Chemotherapy can be given with generally low risk to the developing foetus after 12–14 weeks of pregnancy. Results of a follow-up study show the general health, behaviour, hearing and growth in children exposed to chemotherapy during foetal development are similar to the general population. Most of the children in our study had neurological development (intelligence, attention, memory) that was considered adequate for their age and normal cardiac function. However, prematurity was common in this group of patients and was associated with impairment in cognitive development.
The data in this presentation come mainly from an ongoing long-term follow-up study van Calsteren is involved with, of children who have been exposed to chemotherapy before birth (Lancet Oncol 2012, 3:256–264).
Fedro Peccatori (FP), from the European Institute of Oncology, in Milan, Italy, hosted a Q&A session with Kristel van Calsteren (KC).
Q: What about dental problems in children? Dental genes develop during pregnancy so you may expect some problems if there was a specific toxicity on dental genes. Have your babies been seen by a dentist or a specialist in orthodontics?
KC: We put this question to the parents in the general health questionnaire and up until now there have been no specific notes of dental problems in these children. In the follow-up protocol there is currently no central dental examination included, but the children we have seen do not have any more dental problems than other children.
Q: None of your children had hearing problems apart from two children who had slight hearing impairment. Can you comment on this? Why did you look at hearing problems?
KC: We looked at this because we were concerned that there would be neurotoxicity, particularly in the children born to women receiving platinum-based chemotherapy, . This could be expressed in ototoxicity and hearing problems, because this is what we see in patients exposed to these types of drugs. In our registry we recently had one young child with hearing problems after being exposed to combination treatment with a lot of different chemotherapy drugs. However, all the additional children who were examined after the publication of results from the first 70 children had normal hearing function.
Q: What kind of dosages did you use in your patients? Did you adapt the dosage to the distribution volume? Did you use special formulas, such as those in use in oncology for cachectic or obese patients? What was the protocol?
KC: We used the standard chemotherapy regimens we use for non-pregnant patients, and we corrected every cycle for body surface area. For the pregnant patients in the three-weekly regimens when there is a weight gain, the dosage will increase every cycle. But we did not adapt for the pregnancy, only for body weight, as we do in non-pregnant patients. FP: I think this is reasonable even if we have higher clearance, and probably a low protein balance, if things change during pregnancy. But I think that we should stick to what we are used to doing in non-pregnant patients.

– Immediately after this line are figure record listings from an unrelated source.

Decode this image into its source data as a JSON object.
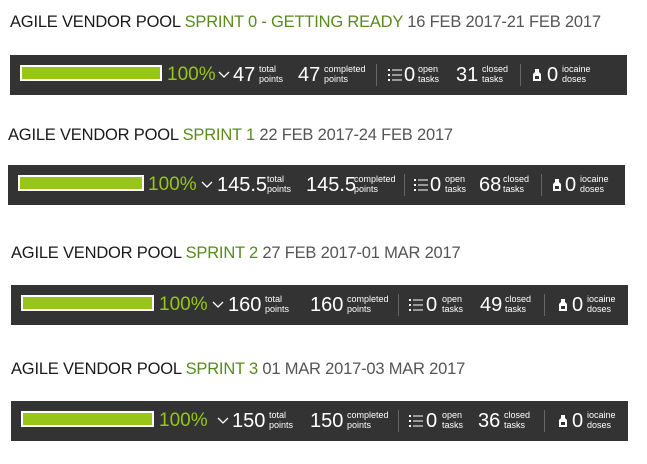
{
  "colors": {
    "accent": "#97c618",
    "sprint_name": "#5a8a1e",
    "bar_bg": "#333333"
  },
  "sprints": [
    {
      "team": "AGILE VENDOR POOL",
      "name": "SPRINT 0 - GETTING READY",
      "dates": "16 FEB 2017-21 FEB 2017",
      "progress": 1.0,
      "percent_label": "100%",
      "total_points": "47",
      "total_label_1": "total",
      "total_label_2": "points",
      "completed_points": "47",
      "completed_label_1": "completed",
      "completed_label_2": "points",
      "open_tasks": "0",
      "open_label_1": "open",
      "open_label_2": "tasks",
      "closed_tasks": "31",
      "closed_label_1": "closed",
      "closed_label_2": "tasks",
      "iocaine_doses": "0",
      "iocaine_label_1": "iocaine",
      "iocaine_label_2": "doses"
    },
    {
      "team": "AGILE VENDOR POOL",
      "name": "SPRINT 1",
      "dates": "22 FEB 2017-24 FEB 2017",
      "progress": 1.0,
      "percent_label": "100%",
      "total_points": "145.5",
      "total_label_1": "total",
      "total_label_2": "points",
      "completed_points": "145.5",
      "completed_label_1": "completed",
      "completed_label_2": "points",
      "open_tasks": "0",
      "open_label_1": "open",
      "open_label_2": "tasks",
      "closed_tasks": "68",
      "closed_label_1": "closed",
      "closed_label_2": "tasks",
      "iocaine_doses": "0",
      "iocaine_label_1": "iocaine",
      "iocaine_label_2": "doses"
    },
    {
      "team": "AGILE VENDOR POOL",
      "name": "SPRINT 2",
      "dates": "27 FEB 2017-01 MAR 2017",
      "progress": 1.0,
      "percent_label": "100%",
      "total_points": "160",
      "total_label_1": "total",
      "total_label_2": "points",
      "completed_points": "160",
      "completed_label_1": "completed",
      "completed_label_2": "points",
      "open_tasks": "0",
      "open_label_1": "open",
      "open_label_2": "tasks",
      "closed_tasks": "49",
      "closed_label_1": "closed",
      "closed_label_2": "tasks",
      "iocaine_doses": "0",
      "iocaine_label_1": "iocaine",
      "iocaine_label_2": "doses"
    },
    {
      "team": "AGILE VENDOR POOL",
      "name": "SPRINT 3",
      "dates": "01 MAR 2017-03 MAR 2017",
      "progress": 1.0,
      "percent_label": "100%",
      "total_points": "150",
      "total_label_1": "total",
      "total_label_2": "points",
      "completed_points": "150",
      "completed_label_1": "completed",
      "completed_label_2": "points",
      "open_tasks": "0",
      "open_label_1": "open",
      "open_label_2": "tasks",
      "closed_tasks": "36",
      "closed_label_1": "closed",
      "closed_label_2": "tasks",
      "iocaine_doses": "0",
      "iocaine_label_1": "iocaine",
      "iocaine_label_2": "doses"
    }
  ]
}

Q: Are you planning any co-operation with any other international registries, because this is such a rare situation, with only one in one thousand pregnancies being complicated by malignant diseases?
KC: For the moment we have contact with the Canadian group at the Hospital for Sick Children in Toronto; they also have a large data set. We are not yet collaborating in publishing data together, but I do hope that in future we can put some data sets together to improve the information we can give to the parents.